Actually, the quest doesn't officially get underway until Peaches watches a tearful sermon by a televangelist named Billy Bob (Jamie Gillis) on her tiny trailer park television. Flanked by his busty sidekick, Nanette (Victoria Paris), Peaches nods approvingly to the bulk of what the blubbering preacher has to say. Personally, it sounded  like a lot of  nonsense to me, but Peaches clearly liked what she heard, and heads out to meet him in person.


Unfortunately, the authorities are closing in on Billy Bob and Nanette just as Peaches arrives. Not to worry, though, despite the fact that a helicopter is swirling overhead, Billy Bob decides to take a break from destroying evidence and planning their pending getaway to give Peaches some "spiritual guidance" after all.

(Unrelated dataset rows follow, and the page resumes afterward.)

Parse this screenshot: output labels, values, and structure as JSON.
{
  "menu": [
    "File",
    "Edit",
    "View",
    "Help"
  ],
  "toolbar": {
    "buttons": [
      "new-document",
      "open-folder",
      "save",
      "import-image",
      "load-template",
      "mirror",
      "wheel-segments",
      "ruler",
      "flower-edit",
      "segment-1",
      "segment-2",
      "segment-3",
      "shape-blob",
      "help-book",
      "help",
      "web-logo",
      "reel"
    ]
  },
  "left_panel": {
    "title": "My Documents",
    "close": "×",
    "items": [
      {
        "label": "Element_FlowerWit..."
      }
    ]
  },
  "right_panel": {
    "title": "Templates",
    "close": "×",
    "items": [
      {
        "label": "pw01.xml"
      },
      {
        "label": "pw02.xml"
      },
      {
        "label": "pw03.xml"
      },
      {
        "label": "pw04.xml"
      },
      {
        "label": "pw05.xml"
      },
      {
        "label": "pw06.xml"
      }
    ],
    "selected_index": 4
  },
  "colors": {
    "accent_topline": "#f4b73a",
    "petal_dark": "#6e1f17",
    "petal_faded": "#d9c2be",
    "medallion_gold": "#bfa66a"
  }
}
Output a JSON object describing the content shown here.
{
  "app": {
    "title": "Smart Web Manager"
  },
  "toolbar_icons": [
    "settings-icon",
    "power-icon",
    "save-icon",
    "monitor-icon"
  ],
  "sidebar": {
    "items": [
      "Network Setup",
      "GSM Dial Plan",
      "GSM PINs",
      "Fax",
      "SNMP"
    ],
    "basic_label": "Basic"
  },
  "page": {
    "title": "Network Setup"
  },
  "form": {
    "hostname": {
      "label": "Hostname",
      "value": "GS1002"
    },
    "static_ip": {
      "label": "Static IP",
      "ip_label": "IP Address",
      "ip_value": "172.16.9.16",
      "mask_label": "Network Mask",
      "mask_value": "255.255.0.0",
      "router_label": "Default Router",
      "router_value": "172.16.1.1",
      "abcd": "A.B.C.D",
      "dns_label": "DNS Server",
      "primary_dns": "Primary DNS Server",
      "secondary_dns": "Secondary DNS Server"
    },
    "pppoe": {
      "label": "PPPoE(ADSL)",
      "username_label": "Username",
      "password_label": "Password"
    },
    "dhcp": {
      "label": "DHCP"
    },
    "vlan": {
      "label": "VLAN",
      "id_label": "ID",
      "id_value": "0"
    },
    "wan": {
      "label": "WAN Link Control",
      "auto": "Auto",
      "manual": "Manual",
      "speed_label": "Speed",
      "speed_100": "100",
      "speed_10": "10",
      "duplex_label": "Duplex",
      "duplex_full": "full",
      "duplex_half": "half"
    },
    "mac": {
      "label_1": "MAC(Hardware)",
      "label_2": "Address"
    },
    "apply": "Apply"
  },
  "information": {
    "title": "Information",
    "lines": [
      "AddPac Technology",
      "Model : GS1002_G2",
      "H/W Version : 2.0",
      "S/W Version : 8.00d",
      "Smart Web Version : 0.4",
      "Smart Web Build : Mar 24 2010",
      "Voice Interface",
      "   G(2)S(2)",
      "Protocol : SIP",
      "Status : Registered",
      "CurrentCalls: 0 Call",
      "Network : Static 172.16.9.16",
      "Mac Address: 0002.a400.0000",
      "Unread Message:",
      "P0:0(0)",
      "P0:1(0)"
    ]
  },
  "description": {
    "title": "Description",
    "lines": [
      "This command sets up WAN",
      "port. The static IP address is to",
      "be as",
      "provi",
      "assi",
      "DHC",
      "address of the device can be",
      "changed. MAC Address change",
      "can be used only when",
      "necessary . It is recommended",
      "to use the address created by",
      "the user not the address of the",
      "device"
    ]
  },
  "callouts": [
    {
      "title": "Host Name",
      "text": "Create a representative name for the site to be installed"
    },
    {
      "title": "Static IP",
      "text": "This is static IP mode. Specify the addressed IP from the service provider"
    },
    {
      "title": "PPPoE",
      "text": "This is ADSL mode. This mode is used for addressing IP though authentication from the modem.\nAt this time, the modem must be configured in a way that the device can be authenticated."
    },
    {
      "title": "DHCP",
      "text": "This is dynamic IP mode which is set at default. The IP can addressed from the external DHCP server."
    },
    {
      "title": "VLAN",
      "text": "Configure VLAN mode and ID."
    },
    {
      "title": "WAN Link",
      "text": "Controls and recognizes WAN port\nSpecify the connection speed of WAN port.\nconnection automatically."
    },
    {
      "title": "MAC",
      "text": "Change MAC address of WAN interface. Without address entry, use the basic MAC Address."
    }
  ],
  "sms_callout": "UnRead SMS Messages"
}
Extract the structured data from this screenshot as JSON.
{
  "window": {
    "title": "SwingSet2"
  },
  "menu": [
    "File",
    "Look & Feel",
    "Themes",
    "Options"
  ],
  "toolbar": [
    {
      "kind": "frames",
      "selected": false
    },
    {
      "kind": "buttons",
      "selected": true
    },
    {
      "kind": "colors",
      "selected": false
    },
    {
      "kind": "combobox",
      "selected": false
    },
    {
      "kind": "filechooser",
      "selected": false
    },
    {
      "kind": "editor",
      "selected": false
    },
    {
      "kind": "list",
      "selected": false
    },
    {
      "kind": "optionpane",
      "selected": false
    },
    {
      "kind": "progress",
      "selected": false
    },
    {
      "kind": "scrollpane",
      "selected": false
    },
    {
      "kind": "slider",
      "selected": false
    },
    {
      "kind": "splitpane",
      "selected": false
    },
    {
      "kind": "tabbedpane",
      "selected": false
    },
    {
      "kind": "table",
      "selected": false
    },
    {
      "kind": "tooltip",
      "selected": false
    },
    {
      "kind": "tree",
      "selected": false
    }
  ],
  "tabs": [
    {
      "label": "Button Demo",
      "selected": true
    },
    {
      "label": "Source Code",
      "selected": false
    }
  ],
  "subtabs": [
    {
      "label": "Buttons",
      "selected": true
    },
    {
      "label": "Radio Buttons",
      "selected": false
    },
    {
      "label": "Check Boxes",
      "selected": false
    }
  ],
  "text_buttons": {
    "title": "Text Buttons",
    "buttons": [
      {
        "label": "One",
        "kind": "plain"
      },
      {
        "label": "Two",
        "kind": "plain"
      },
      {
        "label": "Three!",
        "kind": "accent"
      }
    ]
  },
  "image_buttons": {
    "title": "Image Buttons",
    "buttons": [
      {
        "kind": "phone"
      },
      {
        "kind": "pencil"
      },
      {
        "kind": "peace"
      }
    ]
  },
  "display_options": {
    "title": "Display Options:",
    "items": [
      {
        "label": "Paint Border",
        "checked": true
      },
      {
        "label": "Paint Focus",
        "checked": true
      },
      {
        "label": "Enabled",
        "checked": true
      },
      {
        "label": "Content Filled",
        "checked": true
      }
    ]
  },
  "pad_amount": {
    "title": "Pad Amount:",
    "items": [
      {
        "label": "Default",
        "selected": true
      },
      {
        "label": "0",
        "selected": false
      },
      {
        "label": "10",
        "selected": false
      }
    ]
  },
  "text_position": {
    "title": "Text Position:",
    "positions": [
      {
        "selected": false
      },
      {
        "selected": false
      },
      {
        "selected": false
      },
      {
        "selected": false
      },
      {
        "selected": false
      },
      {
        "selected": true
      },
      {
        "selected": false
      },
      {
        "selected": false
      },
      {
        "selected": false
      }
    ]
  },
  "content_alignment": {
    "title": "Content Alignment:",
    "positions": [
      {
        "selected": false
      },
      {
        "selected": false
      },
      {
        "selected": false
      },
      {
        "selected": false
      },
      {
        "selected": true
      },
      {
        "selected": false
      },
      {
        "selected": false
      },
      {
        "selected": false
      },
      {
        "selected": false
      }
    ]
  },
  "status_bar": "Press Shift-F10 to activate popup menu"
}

Of course, it being late 1980s, his "spiritual guidance" largely involves feeling the shapely nitwit up.


A bizarre sex scene between Jamie Gillis and Victoria Paris gets underway after Peaches has been sufficiently felt up.


(What's Keisha doing during this so-called "bizarre sex scene?) She struggles to maintain her balance (the helicopter hovering above is making it difficult for her to stand up).


Meanwhile, back at the trailer park, Bobby and Mrs. Peaches hatching a plan to find Peaches; the sexual tension between these two is palpable.


Waking up in a field, Peaches stumbles upon the "Holy Repose Spiritual Retreat." You might think: Ooh, what luck, that's exactly what Peaches is looking for. You couldn't be more wrong, as the people there, specifically three blonde lesbians (Tianna, Priscilla Love and Vicki Blair) seem more interested in cunnilingus than spiritual guidance.


Leaving in the middle of the night (the blonde lesbians' late night cunnilingus session was keeping her up), Peaches is next seen walking along a country road in an acid wash skirt. Call me crazy, but the sight of Keisha simply walking is the sexiest part of this movie.


Hitching a ride from Fife Bardot's "Chicken Girl," Peaches is taken to a meeting of The Realization Cult. Run by Professor Otto (Jon Martin), this group, just like the others, seem more about exploring one's genitals than you know what.


Do you think Peaches' chance meeting with Jack Baker (New Wave Hookers) on the streets of San Francisco will lead her to finally achieving her goal? I don't know about that. But I do know this, at around the hour mark, someone finally fucks Keisha with their penis. Not to sound crude, but I was like, yes! Pound that pussy! Anyway, uh, the film's grand finale is quite unusual, in that it implies that Peaches becomes a... You know what, I don't want to spoil the ending for you. Let's just say it's a fitting end to a pretty kick ass trilogy. Oh, and Vinegar Syndrome, if you decide to restore the Alex de Renzy/Rinse Dream collaboration, don't forget to do the same to the rest of the Rinse Dream catalogue (including the untamed cowgirl flicks). Thanks.